[Physics] the physics behind “mocha diffusion”

everyday-lifefluid dynamics

A friend shared a video on Facebook of a process for glazing pottery called "mocha diffusion." A light-coloured glaze is applied to a pot and then, while it's wet, a black liquid is dripped into it. It doesn't just diffuse but forms a dendritic pattern, like this:

enter image description here
(image source.)

The video claims that this is due to acid-base chemistry. A quick look around the web reveals that a mild acid is added to liquid containing the dark pigment, but I haven't found an explanation of why this would lead to these kinds of patterns.

The patterns look like viscous fingering, but that doesn't explain why an acidic solution is needed. I realise there may be some chemistry involved here, but my question is what causes the fluid dynamical instability that forms these patterns. Is it a chemical reaction (and if so how does it couple to the fluid flow), or is it just viscous fingering (in which case why would the acid be needed), or could it be some other physical process?

Best Answer

I should start with the disclaimer that I don't know the answer to this, however I have seen very similar patterns in flocculating systems and I would guess that the same principles are involved.

The patterns are produced by adding a drop of pigment to a layer of slip. Both of these are colloidal suspensions. Slip is a suspension of aluminosilicate particles in water. This is normally at a slightly alkaline pH and the aluminosilicate particles carry a net negative charge. This negative charge makes the particle repel each other so the colloidal suspension is stable.
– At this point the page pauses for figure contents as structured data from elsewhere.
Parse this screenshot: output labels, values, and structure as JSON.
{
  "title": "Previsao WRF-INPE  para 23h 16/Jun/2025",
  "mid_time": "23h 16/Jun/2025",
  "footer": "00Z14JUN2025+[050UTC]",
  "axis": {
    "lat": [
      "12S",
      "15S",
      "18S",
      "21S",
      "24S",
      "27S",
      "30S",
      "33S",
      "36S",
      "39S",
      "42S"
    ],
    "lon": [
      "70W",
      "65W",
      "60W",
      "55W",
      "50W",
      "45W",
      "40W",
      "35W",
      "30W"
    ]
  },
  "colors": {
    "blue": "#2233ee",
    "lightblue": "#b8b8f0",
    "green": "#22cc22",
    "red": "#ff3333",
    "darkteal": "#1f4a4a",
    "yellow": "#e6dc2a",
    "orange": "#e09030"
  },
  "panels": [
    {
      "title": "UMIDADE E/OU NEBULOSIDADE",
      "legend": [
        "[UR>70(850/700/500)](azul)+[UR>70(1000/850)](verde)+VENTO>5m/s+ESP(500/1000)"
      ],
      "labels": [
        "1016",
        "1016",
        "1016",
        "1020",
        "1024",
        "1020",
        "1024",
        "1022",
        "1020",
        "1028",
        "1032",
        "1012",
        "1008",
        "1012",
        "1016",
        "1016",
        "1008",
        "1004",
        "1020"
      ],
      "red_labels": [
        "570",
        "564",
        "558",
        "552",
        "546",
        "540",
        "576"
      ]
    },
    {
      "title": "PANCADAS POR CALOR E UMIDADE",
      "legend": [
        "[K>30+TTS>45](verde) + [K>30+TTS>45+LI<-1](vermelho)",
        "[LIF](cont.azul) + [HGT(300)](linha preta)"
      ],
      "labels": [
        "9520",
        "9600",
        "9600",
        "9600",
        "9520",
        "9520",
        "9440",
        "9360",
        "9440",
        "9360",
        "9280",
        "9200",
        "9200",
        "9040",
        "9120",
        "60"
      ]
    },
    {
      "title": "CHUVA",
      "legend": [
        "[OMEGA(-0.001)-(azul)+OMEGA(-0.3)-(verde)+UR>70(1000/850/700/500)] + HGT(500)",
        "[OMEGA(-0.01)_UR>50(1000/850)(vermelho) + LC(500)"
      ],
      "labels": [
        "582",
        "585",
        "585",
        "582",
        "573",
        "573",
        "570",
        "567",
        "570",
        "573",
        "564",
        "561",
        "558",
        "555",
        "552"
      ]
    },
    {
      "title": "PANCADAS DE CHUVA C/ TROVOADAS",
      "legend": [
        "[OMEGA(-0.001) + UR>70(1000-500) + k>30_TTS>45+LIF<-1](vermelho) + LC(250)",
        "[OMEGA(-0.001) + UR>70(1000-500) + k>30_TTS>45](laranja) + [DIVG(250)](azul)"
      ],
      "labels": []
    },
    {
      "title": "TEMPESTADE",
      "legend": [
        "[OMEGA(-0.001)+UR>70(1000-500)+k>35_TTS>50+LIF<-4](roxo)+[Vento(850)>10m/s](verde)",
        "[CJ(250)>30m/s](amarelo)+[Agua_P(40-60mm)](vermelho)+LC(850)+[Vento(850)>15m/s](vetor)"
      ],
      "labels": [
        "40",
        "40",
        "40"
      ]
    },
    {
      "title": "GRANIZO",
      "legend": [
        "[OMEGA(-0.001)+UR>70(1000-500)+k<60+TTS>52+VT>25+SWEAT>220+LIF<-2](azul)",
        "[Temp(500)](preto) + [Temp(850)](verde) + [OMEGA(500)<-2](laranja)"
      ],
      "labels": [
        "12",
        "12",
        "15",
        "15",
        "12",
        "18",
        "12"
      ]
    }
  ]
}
I can't find a definitive description of the pigment, but coloured pigments are usually particle suspensions of transition metal oxides and carbonates. In an acidic suspension these particles carry a net positive charge. As with the slip, the positively charged particles repel each other and this keeps the suspension stable.

If you mix the pigment and the slip several effects combine to destabilise the colloids and cause flocculation of the particles. Firstly there is the rather obvious one that the negative aluminosilicate particles and the positive transition metal oxide/carbonate particles will attract each other and bind together to produce a flocculate. Secondly the mixing of the solvents lowers the pH of the aluminosilicate slip dispersion and raises the pH of the pigment dispersion. In both cases this reduces the surface charge density and this also encourages flocculation.

Flocculated interface

So at the interface between the pigment and slip you will get a layer of flocculated dispersion. This is not in itself unstable, but if the osmotic pressures of the two dispersions are different water will flow through the floccuate layer and cause a pressure difference. This pressure difference will rupture the flocculate layer, and at the rupture point a bubble of one dispersion will flow into the other. This process then restarts and a further rupture and bubble growth occurs. The end result is a dendrite of one dispersion growing into the other.

Dendritic growth

Producing a dendrite will be critically dependent on lots of factors. We need the flocculate to form as a reasonably solid layer, and we need a big enough osmotic pressure difference to cause the interface to rupture. The viscosities of the dispersions will need to be low enough for one to flow into the other, but high enough that they don't immediately mix into a muddy mess. Predicting all this from first principles is well nigh impossible - all we can say is that slight changes in the dispersion properties are likely to produce considerable differences in the pattern formed.

Finally, there is an obvious example of a process like this in the crystal gardens that many of us will have grown in elementary school science lessons.